As is often the way, you start a post without realising that it is part of a series of posts – as with the first in this series. That one – Entification, the following one – Hubs of Authority and this, together map out a journey that I believe the library community is undertaking as it evolves from a record based system of cataloguing items towards embracing distributed open linked data principles to connect users with the resources they seek. Although grounded in much of the theory and practice I promote and engage with, in my role as Technology Evangelist with OCLC and Chairing the Schema Bib Extend W3C Community Group, the views and predictions are mine and should not be extrapolated to predict either future OCLC product/services or recommendations from the W3C Group.
Beacons of Availability
As I indicated in the first of this series, there are descriptions of a broader collection of entities, than just books, articles and other creative works, locked up in the Marc and other records that populate our current library systems. By mining those records it is possible to identify those entities, such as people, places, organisations, formats and locations, and model & describe them independently of their source records.
As I discussed in the post that followed, the library domain has often led in the creation and sharing of authoritative datasets for the description of many of these entity types. Bringing these two together, using URIs published by the Hubs of Authority, to identify individual relationships within bibliographic metadata published as RDF by individual library collections (for example the British National Bibliography, and WorldCat) is creating Library Linked Data openly available on the Web.
Why do we catalogue? is a question, I often ask, with an obvious answer – so that people can find our stuff. How does this entification, sharing of authorities, and creation of a web of library linked data help us in that goal. In simple terms, the more libraries can understand what resources each other hold, describe, and reference, the more able they are to guide people to those resources. Sounds like a great benefit and mission statement for libraries of the world but unfortunately not one that will nudge the needle on making library resources more discoverable for the vast majority of those that can benefit from them.
I have lost count of the number of presentations and reports I have seen telling us that upwards of 80% of visitors to library search interfaces start in Google. A similar weight of opinion can be found that complains how bad Google, and the other search engines, are at representing library resources. You will get some balancing opinion, supporting how good Google Book Search and Google Scholar are at directing students and others to our resources. Yet I am willing to bet that again we have another 80-20 equation or worse about how few, of the users that libraries want to reach, even know those specialist Google services exist. A bit of a sorry state of affairs when the major source of searching for our target audience, is also acknowledged to be one of the least capable at describing and linking to the resources we want them to find!
Library linked data helps solve both the problem of better description and findability of library resources in the major search engines. Plus it can help with the problem of identifying where a user can gain access to that resource to loan, download, view via a suitable license, or purchase, etc.
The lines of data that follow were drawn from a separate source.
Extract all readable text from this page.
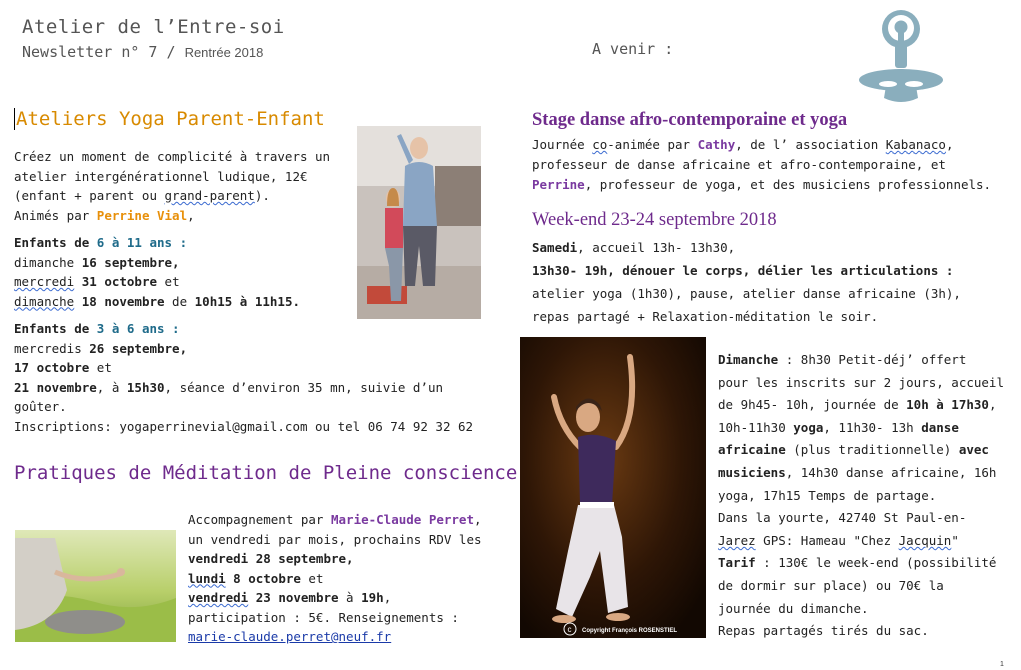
Atelier de l’Entre-soi
Newsletter n° 7 / Rentrée 2018	A venir :
Ateliers Yoga Parent-Enfant
Créez un moment de complicité à travers un
atelier intergénérationnel ludique, 12€
(enfant + parent ou grand-parent).
Animés par Perrine Vial,
Enfants de 6 à 11 ans :
dimanche 16 septembre,
mercredi 31 octobre et
dimanche 18 novembre de 10h15 à 11h15.
Enfants de 3 à 6 ans :
mercredis 26 septembre,
17 octobre et
21 novembre, à 15h30, séance d’environ 35 mn, suivie d’un
goûter.
Inscriptions: yogaperrinevial@gmail.com ou tel 06 74 92 32 62
Pratiques de Méditation de Pleine conscience
Accompagnement par Marie-Claude Perret,
un vendredi par mois, prochains RDV les
vendredi 28 septembre,
lundi 8 octobre et
vendredi 23 novembre à 19h,
participation : 5€. Renseignements :
marie-claude.perret@neuf.fr
Stage danse afro-contemporaine et yoga
Journée co-animée par Cathy, de l’ association Kabanaco,
professeur de danse africaine et afro-contemporaine, et
Perrine, professeur de yoga, et des musiciens professionnels.
Week-end 23-24 septembre 2018
Samedi, accueil 13h- 13h30,
13h30- 19h, dénouer le corps, délier les articulations :
atelier yoga (1h30), pause, atelier danse africaine (3h),
repas partagé + Relaxation-méditation le soir.
c Copyright François ROSENSTIEL
Dimanche : 8h30 Petit-déj’ offert
pour les inscrits sur 2 jours, accueil
de 9h45- 10h, journée de 10h à 17h30,
10h-11h30 yoga, 11h30- 13h danse
africaine (plus traditionnelle) avec
musiciens, 14h30 danse africaine, 16h
yoga, 17h15 Temps de partage.
Dans la yourte, 42740 St Paul-en-
Jarez GPS: Hameau "Chez Jacquin"
Tarif : 130€ le week-end (possibilité
de dormir sur place) ou 70€ la
journée du dimanche.
Repas partagés tirés du sac.
1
Before a search engine can lead a user to a suitable resource, it needs to identify that the resource exists, in any form, and hold a description for display in search results that will be sufficiently inform a user as such. Library search interfaces are inherently poor sources of such information, with web crawlers having to infer, from often difficult to differentiate text, what the page might be about. This is not a problem isolated to library interfaces. In response, the major search engines have cooperated to introduce a generic vocabulary for embedded structured information in to web pages so that they can be informed in detail what the page references. This vocabulary is Schema.org – I have previously posted about its success and significance.
With a few enhancements in the way it can describe bibliographic resources (currently being discussed by the Schema Bib Extend W3C Community Group) Schema.org is an ideal way for libraries to publish information about our resources and associated entities in a format the search engines can consume and understand. By using URIs for authorities in that data to identify, the author in question for instance using his/her VIAF identifier, gives them the ability to identify resources from many libraries associated by the same person. With this greatly enriched, more structured, linked to authoritative hubs, view of library resources, the likes of Google over time will stand a far better chance of presenting potential library users with useful informative results. I am pleased to say that OCLC have been at the forefront of demonstrating this approach by publishing Schema.org modelled linked data in the default WorldCat.org interface.
For this approach to be most effective, many of the major libraries, consortia, etc. will need to publish metadata as linked data, in a form that the search engines can consume whilst (following linked data principles) linking to each other when they identify that they are describing the same resource. Many instances of [in data terms] the same thing being published on the web will naturally raise its visibility in results listings.
An individual site (even a WorldCat) has difficultly in being identified above the noise of retail and other sites. We are aware of the Page Rank algorithms used by the search engines to identify and boost the reputation of individual sites and pages by the numbers of links between them. If not an identical process, it is clear that similar rules will apply for structured data linking. If twenty sites publish their own linked data about the same thing, the search engines will take note of each of them. If each of those sites assert that their resource is the same resource as a few of their partner sites (building a web of connection between instances of the same thing), I expect that the engines will take exponentially more notice.
Page ranking does not depend on all pages having to link to all others. Like many things on the web, hubs of authority and aggregation will naturally emerge with major libraries, local, national, and global consortia doing most of the inter-linking, providing interdependent hubs of reputation for others to connect with.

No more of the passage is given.